Si el movimiento que él mismo había inspirado y que condujo a la independencia estaba a punto de fagocitarle, si le repudiaban como a un renegado por no haber caído en los excesos de los liberales y los patriotas, para los europeos vanguardistas y librepensadores seguía siendo el «Caballero de la Esperanza», «el benefactor de los pueblos». Así se lo comunicó una delegación de cuatro liberales españoles que hizo el viaje hasta Río:

—Majestad, hemos venido a pediros ayuda como español que también sois. Como sin duda sabéis, España lleva diez años viviendo bajo el reino de terror de vuestro tío Fernando VII. Las universidades están cerradas, las academias vacías y las cárceles llenas… El país está al borde de la anarquía.
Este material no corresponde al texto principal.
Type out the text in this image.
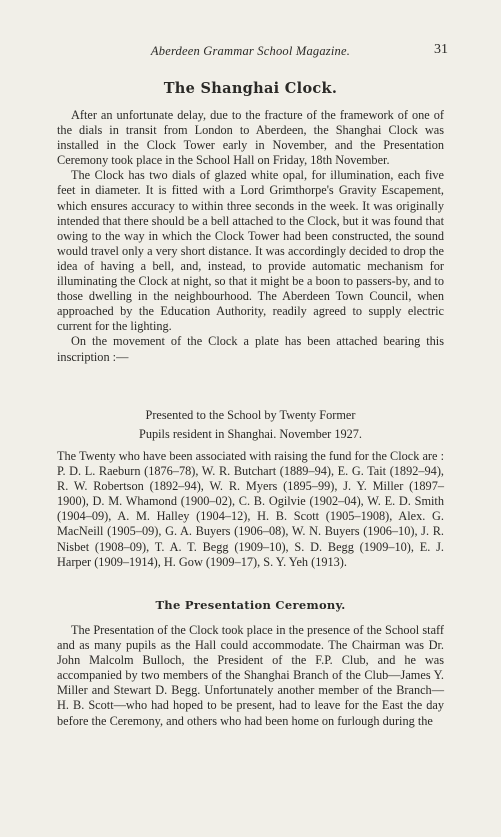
Aberdeen Grammar School Magazine.	31
The Shanghai Clock.

After an unfortunate delay, due to the fracture of the framework of one of the dials in transit from London to Aberdeen, the Shanghai Clock was installed in the Clock Tower early in November, and the Presentation Ceremony took place in the School Hall on Friday, 18th November.

The Clock has two dials of glazed white opal, for illumination, each five feet in diameter. It is fitted with a Lord Grimthorpe's Gravity Escapement, which ensures accuracy to within three seconds in the week. It was originally intended that there should be a bell attached to the Clock, but it was found that owing to the way in which the Clock Tower had been constructed, the sound would travel only a very short distance. It was accordingly decided to drop the idea of having a bell, and, instead, to provide automatic mechanism for illuminating the Clock at night, so that it might be a boon to passers-by, and to those dwelling in the neighbourhood. The Aberdeen Town Council, when approached by the Education Authority, readily agreed to supply electric current for the lighting.

On the movement of the Clock a plate has been attached bearing this inscription :—

Presented to the School by Twenty Former
Pupils resident in Shanghai. November 1927.

The Twenty who have been associated with raising the fund for the Clock are : P. D. L. Raeburn (1876–78), W. R. Butchart (1889–94), E. G. Tait (1892–94), R. W. Robertson (1892–94), W. R. Myers (1895–99), J. Y. Miller (1897–1900), D. M. Whamond (1900–02), C. B. Ogilvie (1902–04), W. E. D. Smith (1904–09), A. M. Halley (1904–12), H. B. Scott (1905–1908), Alex. G. MacNeill (1905–09), G. A. Buyers (1906–08), W. N. Buyers (1906–10), J. R. Nisbet (1908–09), T. A. T. Begg (1909–10), S. D. Begg (1909–10), E. J. Harper (1909–1914), H. Gow (1909–17), S. Y. Yeh (1913).

The Presentation Ceremony.

The Presentation of the Clock took place in the presence of the School staff and as many pupils as the Hall could accommodate. The Chairman was Dr. John Malcolm Bulloch, the President of the F.P. Club, and he was accompanied by two members of the Shanghai Branch of the Club—James Y. Miller and Stewart D. Begg. Unfortunately another member of the Branch—H. B. Scott—who had hoped to be present, had to leave for the East the day before the Ceremony, and others who had been home on furlough during the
—¿Qué puedo hacer yo desde aquí? —preguntó Pedro—. Ni siquiera he conseguido imponer el régimen constitucional en Portugal.

—Ayudadnos en nuestra lucha y seréis también el rey de España.

Hubo un silencio, interrumpido por otro de los españoles, que dijo:

—Y emperador de la Península. Emperador de Iberia.

Pedro sonrió. Aquello le sonaba bien. El tercero añadió:

—Majestad, esto os convertirá en uno de los monarcas más poderosos de toda Europa.